Veröffentlicht: 08.02.2021

Laut Hans Kluge, dem WHO-Regionaldirektor für Europa wird die Zahl der Krebstoten in den kommenden Jahren u.a. auch wegen den Lockdowns massiv ansteigen. In einem normalen Jahr sterben in Europa fast 2,2 Millionen Menschen an Krebs: ein viel zu hoher Tribut, wenn man weiß, dass diese Todesfälle hätten verhindert werden können, heißt es in der offiziellen Mitteilung der WHO vom 04.02.2021. Die WHO stellte fest, dass weltweit in 122 von 163 Ländern die Versorgung mit nichtübertragbaren Krankheiten unterbrochen war, und dass in jedem dritten Land der Europäischen Region die Krebsversorgung teilweise oder vollständig unterbrochen war.

 

Im kirgisischen Nationalen Zentrum für Onkologie sank die Zahl der Krebsdiagnosen im April letzten Jahres um 90 %, während sie in den Niederlanden und Belgien alleine im ersten Lockdown des Jahres 2020 um 30-40 % sank.

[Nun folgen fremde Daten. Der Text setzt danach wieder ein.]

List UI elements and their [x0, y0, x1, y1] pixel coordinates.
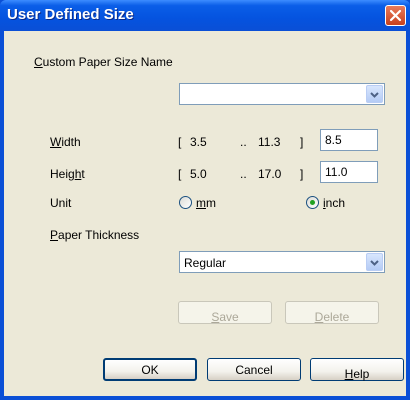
height-min: 5.0	[190, 167, 207, 181]
width-range-sep: ..	[240, 135, 247, 149]
paper-size-name-dropdown-button[interactable]	[366, 85, 383, 103]
height-input[interactable]: 11.0	[320, 161, 378, 183]
radio-selected-dot	[310, 200, 315, 205]
unit-mm-radio[interactable]	[179, 196, 192, 209]
chevron-down-icon	[370, 260, 379, 266]
height-range-close: ]	[300, 167, 304, 181]
paper-thickness-label: Paper Thickness	[50, 228, 140, 242]
close-button[interactable]	[385, 5, 406, 26]
dialog-body: Custom Paper Size Name Width [ 3.5 .. 11…	[4, 31, 406, 396]
height-range-sep: ..	[240, 167, 247, 181]
height-range-open: [	[178, 167, 182, 181]
paper-thickness-value: Regular	[184, 256, 227, 270]
width-min: 3.5	[190, 135, 207, 149]
close-icon	[389, 9, 402, 22]
width-max: 11.3	[258, 135, 281, 149]
dialog-title: User Defined Size	[7, 6, 134, 23]
width-range-close: ]	[300, 135, 304, 149]
cancel-button[interactable]: Cancel	[207, 358, 301, 381]
unit-inch-radio[interactable]	[306, 196, 319, 209]
save-button[interactable]: Save	[178, 301, 272, 324]
title-bar[interactable]: User Defined Size	[0, 0, 410, 31]
paper-thickness-combo[interactable]: Regular	[179, 251, 385, 273]
help-button[interactable]: Help	[310, 358, 404, 381]
paper-size-name-label: Custom Paper Size Name	[34, 55, 173, 69]
width-label: Width	[50, 135, 81, 149]
unit-label: Unit	[50, 196, 72, 210]
ok-button[interactable]: OK	[103, 358, 197, 381]
chevron-down-icon	[370, 92, 379, 98]
unit-inch-label[interactable]: inch	[323, 196, 345, 210]
paper-thickness-dropdown-button[interactable]	[366, 253, 383, 271]
width-range-open: [	[178, 135, 182, 149]
paper-size-name-combo[interactable]	[179, 83, 385, 105]
delete-button[interactable]: Delete	[285, 301, 379, 324]
height-max: 17.0	[258, 167, 282, 181]
unit-mm-label[interactable]: mm	[196, 196, 216, 210]
height-label: Height	[50, 167, 85, 181]
width-input[interactable]: 8.5	[320, 129, 378, 151]
dialog-window: User Defined Size Custom Paper Size Name…	[0, 0, 410, 400]
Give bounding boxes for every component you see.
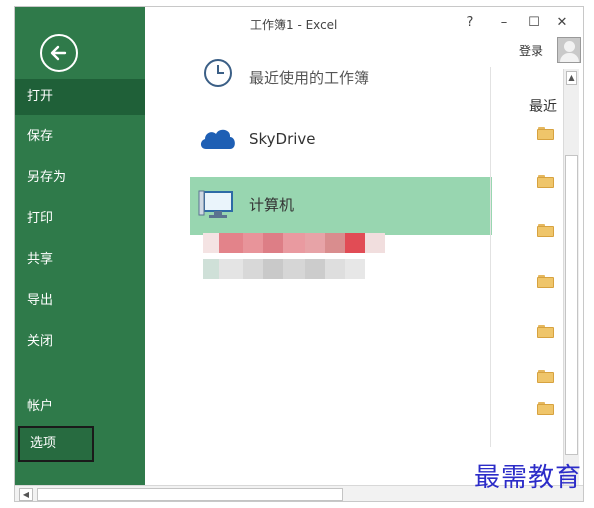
vertical-scroll-thumb[interactable]	[565, 155, 578, 455]
avatar[interactable]	[557, 37, 581, 63]
nav-item-export[interactable]: 导出	[15, 283, 145, 319]
nav-item-options[interactable]: 选项	[18, 426, 94, 462]
recent-workbooks-label: 最近使用的工作簿	[249, 69, 370, 87]
nav-item-account[interactable]: 帐户	[15, 389, 145, 425]
back-arrow-icon	[50, 45, 67, 61]
nav-item-print[interactable]: 打印	[15, 201, 145, 237]
folder-icon[interactable]	[537, 275, 555, 289]
vertical-scrollbar[interactable]: ▲	[563, 69, 579, 485]
computer-icon	[198, 190, 233, 218]
place-computer[interactable]: 计算机	[190, 177, 492, 235]
skydrive-label: SkyDrive	[249, 130, 316, 148]
cloud-icon	[200, 129, 235, 149]
nav-item-close[interactable]: 关闭	[15, 324, 145, 360]
folder-icon[interactable]	[537, 224, 555, 238]
blurred-entry-2	[203, 259, 365, 279]
folder-icon[interactable]	[537, 175, 555, 189]
folder-icon[interactable]	[537, 325, 555, 339]
recent-folders-title: 最近	[529, 99, 557, 115]
folder-icon[interactable]	[537, 370, 555, 384]
excel-window: 打开 保存 另存为 打印 共享 导出 关闭 帐户 选项 工作簿1 - Excel…	[14, 6, 584, 502]
nav-item-share[interactable]: 共享	[15, 242, 145, 278]
folder-icon[interactable]	[537, 402, 555, 416]
watermark: 最需教育	[474, 463, 583, 493]
close-button[interactable]: ✕	[553, 15, 571, 30]
sign-in-link[interactable]: 登录	[519, 42, 543, 59]
horizontal-scroll-thumb[interactable]	[37, 488, 343, 501]
nav-item-open[interactable]: 打开	[15, 79, 145, 115]
computer-label: 计算机	[249, 196, 295, 214]
minimize-button[interactable]: –	[495, 15, 513, 30]
clock-icon	[204, 59, 232, 87]
pane-divider	[490, 67, 491, 447]
title-bar: 工作簿1 - Excel ? – ☐ ✕ 登录	[145, 7, 583, 63]
blurred-entry-1	[203, 233, 385, 253]
place-skydrive[interactable]: SkyDrive	[190, 111, 490, 167]
place-recent-workbooks[interactable]: 最近使用的工作簿	[190, 53, 490, 93]
window-title: 工作簿1 - Excel	[250, 18, 338, 32]
backstage-nav: 打开 保存 另存为 打印 共享 导出 关闭 帐户 选项	[15, 7, 145, 485]
nav-item-save[interactable]: 保存	[15, 119, 145, 155]
back-button[interactable]	[40, 34, 78, 72]
help-button[interactable]: ?	[461, 15, 479, 30]
maximize-button[interactable]: ☐	[525, 15, 543, 30]
scroll-up-arrow-icon[interactable]: ▲	[566, 71, 577, 85]
folder-icon[interactable]	[537, 127, 555, 141]
nav-item-save-as[interactable]: 另存为	[15, 160, 145, 196]
scroll-left-arrow-icon[interactable]: ◀	[19, 488, 33, 501]
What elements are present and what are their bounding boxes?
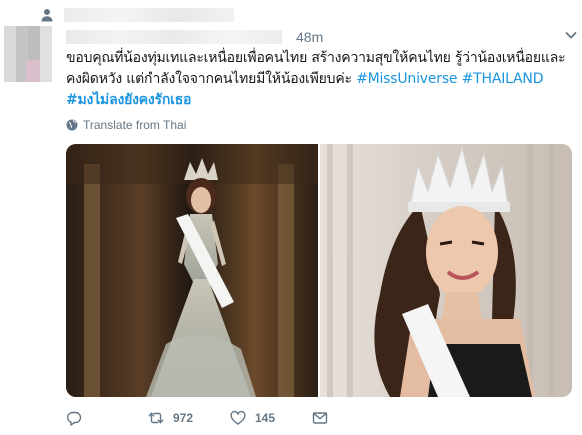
translate-label[interactable]: Translate from Thai	[83, 118, 186, 132]
tweet[interactable]: 48m ขอบคุณที่น้องทุ่มเทและเหนื่อยเพื่อคน…	[0, 24, 582, 435]
hashtag-link[interactable]: #มงไม่ลงยังคงรักเธอ	[66, 92, 191, 108]
chevron-down-icon[interactable]	[564, 28, 578, 42]
blurred-user-name[interactable]	[66, 30, 282, 44]
envelope-icon	[312, 412, 328, 424]
retweet-button[interactable]: 972	[148, 408, 230, 428]
social-context	[40, 6, 234, 24]
photo-right[interactable]	[320, 144, 572, 397]
blurred-context-name[interactable]	[64, 8, 234, 22]
translate-link[interactable]: Translate from Thai	[66, 118, 186, 132]
hashtag-link[interactable]: #MissUniverse	[356, 71, 457, 87]
avatar[interactable]	[4, 26, 52, 82]
tweet-header: 48m	[66, 26, 574, 48]
retweet-count: 972	[173, 411, 194, 425]
hashtag-link[interactable]: #THAILAND	[462, 71, 544, 87]
globe-icon	[66, 119, 78, 131]
reply-button[interactable]	[66, 408, 148, 428]
person-icon	[41, 9, 53, 22]
tweet-actions: 972 145	[66, 408, 352, 428]
heart-icon	[230, 410, 246, 425]
photo-left[interactable]	[66, 144, 318, 397]
timestamp[interactable]: 48m	[296, 29, 323, 45]
message-button[interactable]	[312, 408, 352, 428]
stage-gown-photo	[66, 144, 318, 397]
crown-portrait-photo	[320, 144, 572, 397]
tweet-text: ขอบคุณที่น้องทุ่มเทและเหนื่อยเพื่อคนไทย …	[66, 48, 572, 111]
like-count: 145	[255, 411, 276, 425]
reply-icon	[67, 411, 82, 426]
like-button[interactable]: 145	[230, 408, 312, 428]
retweet-icon	[148, 412, 164, 424]
media-grid	[66, 144, 572, 397]
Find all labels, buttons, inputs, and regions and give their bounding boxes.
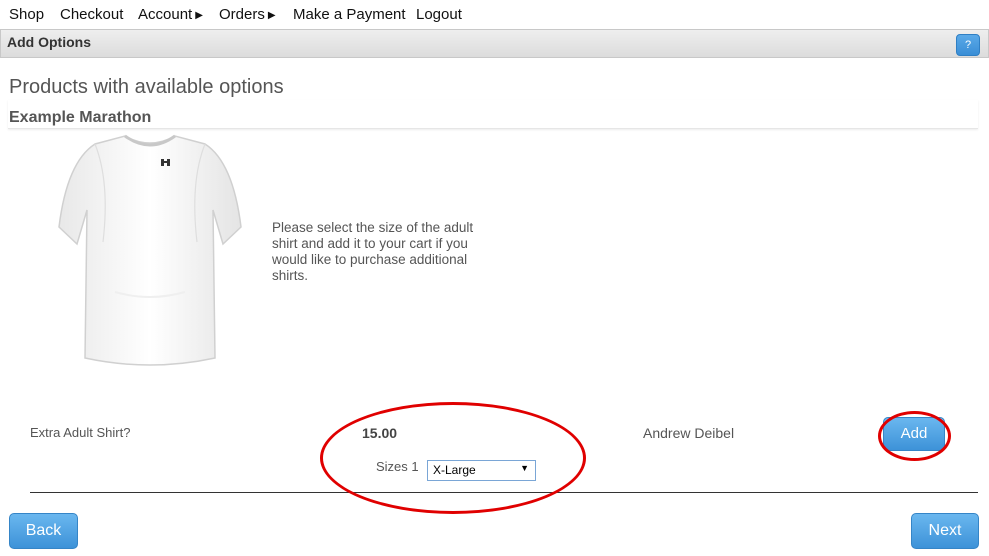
chevron-down-icon: ▼ [520, 463, 529, 473]
sizes-label: Sizes 1 [376, 459, 419, 474]
add-button[interactable]: Add [883, 417, 945, 451]
section-title: Products with available options [9, 76, 284, 98]
help-button[interactable]: ? [956, 34, 980, 56]
next-button[interactable]: Next [911, 513, 979, 549]
divider [30, 492, 978, 493]
nav-orders[interactable]: Orders ▶ [219, 6, 276, 23]
option-price: 15.00 [362, 425, 398, 441]
page-titlebar: Add Options ? [0, 29, 989, 58]
product-description: Please select the size of the adult shir… [272, 220, 474, 283]
nav-make-payment[interactable]: Make a Payment [293, 6, 406, 23]
size-select[interactable]: X-Large ▼ [427, 460, 536, 481]
caret-right-icon: ▶ [267, 10, 276, 21]
nav-orders-label: Orders [219, 6, 265, 23]
product-title: Example Marathon [9, 109, 152, 126]
nav-shop[interactable]: Shop [9, 6, 44, 23]
size-select-value: X-Large [433, 463, 476, 477]
nav-account-label: Account [138, 6, 193, 23]
attendee-name: Andrew Deibel [643, 425, 735, 441]
nav-checkout[interactable]: Checkout [60, 6, 123, 23]
top-nav: Shop Checkout Account ▶ Orders ▶ Make a Pa… [0, 0, 989, 28]
page-title: Add Options [7, 34, 91, 50]
nav-account[interactable]: Account ▶ [138, 6, 203, 23]
option-label: Extra Adult Shirt? [30, 425, 131, 440]
tshirt-icon [58, 134, 242, 366]
back-button[interactable]: Back [9, 513, 78, 549]
caret-right-icon: ▶ [195, 10, 203, 21]
nav-logout[interactable]: Logout [416, 6, 462, 23]
product-header: Example Marathon [8, 100, 978, 129]
annotation-circle-price-size [320, 402, 586, 514]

In Großbritannien wird erwartet, dass verzögerte Diagnose und Behandlung in den nächsten 5 Jahren zu einem Anstieg der Todesfälle bei Darmkrebs um 15% und bei Brustkrebs um 9% führen werden. Für Deutschland würde das etwa eine Zunahme von geschätzten 23.000 Todesfällen bedeuten.

 

Es bahnt sich eine Krise der nichtübertragbaren Krankheiten, einschließlich Krebs, an. „Lassen Sie mich die Situation schildern“, so Kluge. „Selbst in einem normalen Jahr sind nichtübertragbare Krankheiten wie Krebs, chronische Atemwegserkrankungen und Diabetes die Hauptursache für Tod und Behinderung in der Europäischen Region der WHO und machen mehr als 80% der Todesfälle aus.“

 

Die Zahlen sprechen für sich. Im Jahr 2020 wurde bei 4,8 Millionen Europäern Krebs diagnostiziert. Das sind mehr als 13 000 Menschen jeden Tag, 546 jede Stunde und 9 jede Minute. Jeder von uns kennt jemanden, der an Krebs erkrankt ist. Einer von 3 von uns in den westeuropäischen Ländern und einer von 4 in den osteuropäischen Ländern wird im Laufe seines Lebens an Krebs erkranken.

 

Die Auswirkungen von COVID-19 auf Krebs in Europa sind komplex und werden von einigen als "tödliches Wechselspiel" bezeichnet. Die Krebsversorgung in der gesamten Europäischen Region der WHO wurde unterbrochen, wodurch sich Diagnose und Behandlung erheblich verzögern, was sich direkt auf die Heilungs- und Überlebenschancen von Hunderttausenden von Krebspatienten auswirkt.

 

In einigen Ländern kam es zu Engpässen bei der Versorgung mit Krebsmedikamenten, und in vielen Ländern ist die Zahl der neuen Krebsdiagnosen deutlich zurückgegangen - selbst in den ressourcenreichsten Ländern. Onkologisches Gesundheitspersonal war schon vor der Pandemie gefragt.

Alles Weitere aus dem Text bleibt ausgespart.